The Devasthanam Board's website does not open after it has hit the daily limit on the number of pilgrims prescribed by the Uttarakhand High Court for the four temples.
A Delhi-based devotee, who did not wished to named, said he had come to visit Badrinath but was left disappointed after being returned on Friday from Pandukeshwar about 14-15 km from Badrinath.
"From Rishikesh to Pandukeshwar, there are several checkposts where pilgrims are stopped for document verification. We had all the certificates related to Covid and were not stopped anywhere. But after we reached Pandukeshwar, we were told that a Devasthanam Board e-pass was mandatory. When we tried to log into the board website for an e-pass it did not open," he told PTI over phone.
"We were not told about this mandatory requirement anywhere before Pandukeshwar. If we were aware of it, we would have obtained it before setting out on our journey," he said.

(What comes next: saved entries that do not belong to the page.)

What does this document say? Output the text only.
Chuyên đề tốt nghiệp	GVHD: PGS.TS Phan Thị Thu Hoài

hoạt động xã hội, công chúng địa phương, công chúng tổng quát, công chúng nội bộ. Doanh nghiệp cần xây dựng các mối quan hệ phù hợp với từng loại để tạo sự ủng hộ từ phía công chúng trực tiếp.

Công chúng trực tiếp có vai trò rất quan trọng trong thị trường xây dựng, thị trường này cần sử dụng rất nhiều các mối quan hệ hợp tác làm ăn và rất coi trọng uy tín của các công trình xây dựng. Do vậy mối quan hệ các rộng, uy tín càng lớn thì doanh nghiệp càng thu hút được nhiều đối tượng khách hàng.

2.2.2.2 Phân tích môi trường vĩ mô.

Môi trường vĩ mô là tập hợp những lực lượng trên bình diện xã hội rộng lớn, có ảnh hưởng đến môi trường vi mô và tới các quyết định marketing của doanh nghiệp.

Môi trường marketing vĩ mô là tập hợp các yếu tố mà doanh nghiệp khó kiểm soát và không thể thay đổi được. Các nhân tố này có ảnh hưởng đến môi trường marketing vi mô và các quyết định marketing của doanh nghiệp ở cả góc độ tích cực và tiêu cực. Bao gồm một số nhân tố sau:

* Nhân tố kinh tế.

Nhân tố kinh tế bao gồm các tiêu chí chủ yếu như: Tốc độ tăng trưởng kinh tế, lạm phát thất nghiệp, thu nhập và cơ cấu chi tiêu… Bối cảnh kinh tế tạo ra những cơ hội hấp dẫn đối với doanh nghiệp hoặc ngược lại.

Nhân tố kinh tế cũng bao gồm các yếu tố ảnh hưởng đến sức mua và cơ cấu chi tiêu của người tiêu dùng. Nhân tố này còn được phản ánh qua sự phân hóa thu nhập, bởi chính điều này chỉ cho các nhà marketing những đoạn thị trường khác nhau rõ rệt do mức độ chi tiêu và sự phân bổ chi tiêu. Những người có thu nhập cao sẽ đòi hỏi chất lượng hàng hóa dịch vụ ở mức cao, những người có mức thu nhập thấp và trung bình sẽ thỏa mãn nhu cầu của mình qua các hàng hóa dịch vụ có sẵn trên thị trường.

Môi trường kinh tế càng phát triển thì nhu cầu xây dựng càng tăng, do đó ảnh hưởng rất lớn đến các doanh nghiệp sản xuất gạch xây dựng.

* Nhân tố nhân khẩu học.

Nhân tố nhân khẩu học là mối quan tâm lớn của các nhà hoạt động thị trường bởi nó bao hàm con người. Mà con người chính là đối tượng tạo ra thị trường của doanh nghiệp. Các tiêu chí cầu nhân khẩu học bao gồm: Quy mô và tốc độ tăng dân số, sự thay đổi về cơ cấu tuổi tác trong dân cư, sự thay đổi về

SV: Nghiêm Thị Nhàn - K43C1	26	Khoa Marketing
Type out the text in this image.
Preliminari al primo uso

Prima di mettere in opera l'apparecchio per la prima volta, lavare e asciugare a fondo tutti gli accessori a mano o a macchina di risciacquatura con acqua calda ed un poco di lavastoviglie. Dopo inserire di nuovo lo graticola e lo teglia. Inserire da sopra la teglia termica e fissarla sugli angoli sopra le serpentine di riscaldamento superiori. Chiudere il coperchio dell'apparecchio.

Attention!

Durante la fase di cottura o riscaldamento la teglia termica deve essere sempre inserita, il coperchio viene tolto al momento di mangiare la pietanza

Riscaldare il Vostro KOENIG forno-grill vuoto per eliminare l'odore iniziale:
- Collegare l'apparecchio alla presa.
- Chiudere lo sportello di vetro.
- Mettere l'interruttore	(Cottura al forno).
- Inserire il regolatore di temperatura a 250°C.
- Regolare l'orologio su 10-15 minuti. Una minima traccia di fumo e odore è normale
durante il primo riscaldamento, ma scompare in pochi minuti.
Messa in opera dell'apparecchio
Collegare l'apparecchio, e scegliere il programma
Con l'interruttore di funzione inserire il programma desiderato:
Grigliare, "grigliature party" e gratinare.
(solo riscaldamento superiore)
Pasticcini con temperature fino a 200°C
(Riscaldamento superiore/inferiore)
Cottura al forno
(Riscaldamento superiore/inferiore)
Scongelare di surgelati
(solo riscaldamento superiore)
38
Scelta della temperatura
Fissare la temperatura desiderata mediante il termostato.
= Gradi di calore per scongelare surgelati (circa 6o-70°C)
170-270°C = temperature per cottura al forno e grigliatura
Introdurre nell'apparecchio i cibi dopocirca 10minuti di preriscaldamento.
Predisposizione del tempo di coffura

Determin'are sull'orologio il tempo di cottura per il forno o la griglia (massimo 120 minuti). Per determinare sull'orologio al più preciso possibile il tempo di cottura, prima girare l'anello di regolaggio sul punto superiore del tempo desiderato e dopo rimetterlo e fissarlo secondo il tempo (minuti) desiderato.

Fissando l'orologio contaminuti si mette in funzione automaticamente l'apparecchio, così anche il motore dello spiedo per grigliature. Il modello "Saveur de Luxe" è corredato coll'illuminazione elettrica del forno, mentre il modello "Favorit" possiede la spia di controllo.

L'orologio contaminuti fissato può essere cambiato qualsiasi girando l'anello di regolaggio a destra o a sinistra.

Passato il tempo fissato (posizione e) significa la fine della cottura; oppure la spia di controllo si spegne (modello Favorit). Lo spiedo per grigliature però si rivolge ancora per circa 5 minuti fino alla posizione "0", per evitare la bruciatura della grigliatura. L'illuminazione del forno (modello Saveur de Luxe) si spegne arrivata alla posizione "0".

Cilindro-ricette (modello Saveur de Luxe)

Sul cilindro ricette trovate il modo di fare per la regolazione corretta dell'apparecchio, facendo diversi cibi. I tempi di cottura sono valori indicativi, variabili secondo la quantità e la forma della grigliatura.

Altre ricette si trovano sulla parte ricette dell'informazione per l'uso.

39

Chamoli Superintendent of Police Yashwant Chauhan said everything is being done in accordance with the orders of the Uttarakhand High Court. "We cannot do anything at our own level. The matter had even been brought up before Prime Minister Narendra Modi's advisor Bhaskar Khulbe when he had visited Kedarnath and Badrinath on Thursday," he said.
The pilgrimage was opened after the Uttarakhand High Court vacated its stay on it on September 16.
Despite 2,800 pilgrims allowed to visit the four temples daily, their actual number is less than half of that. A total of 1,717 pilgrims only visited Chardham on Friday against the permitted limit of 2,800, board officials said.
The scenario is similar in Kedarnath, Gangotri and Yamunotri from where pilgrims from Allahabad and Kolkata had returned since September 20. Hoteliers also expressed unhappiness over the way the administration is handling the issue. "As registration slots on the Devasthanam Board's portal are full till October, pilgrims should be given the option of on-the-spot registration," Chardham Hotel Association Convenor Atul Shah said.
"Making the pilgrims return without giving them the option of on-the-spot or offline registration is giving a bad message about the yatra throughout the country. Authorities must do something about it urgently," he said.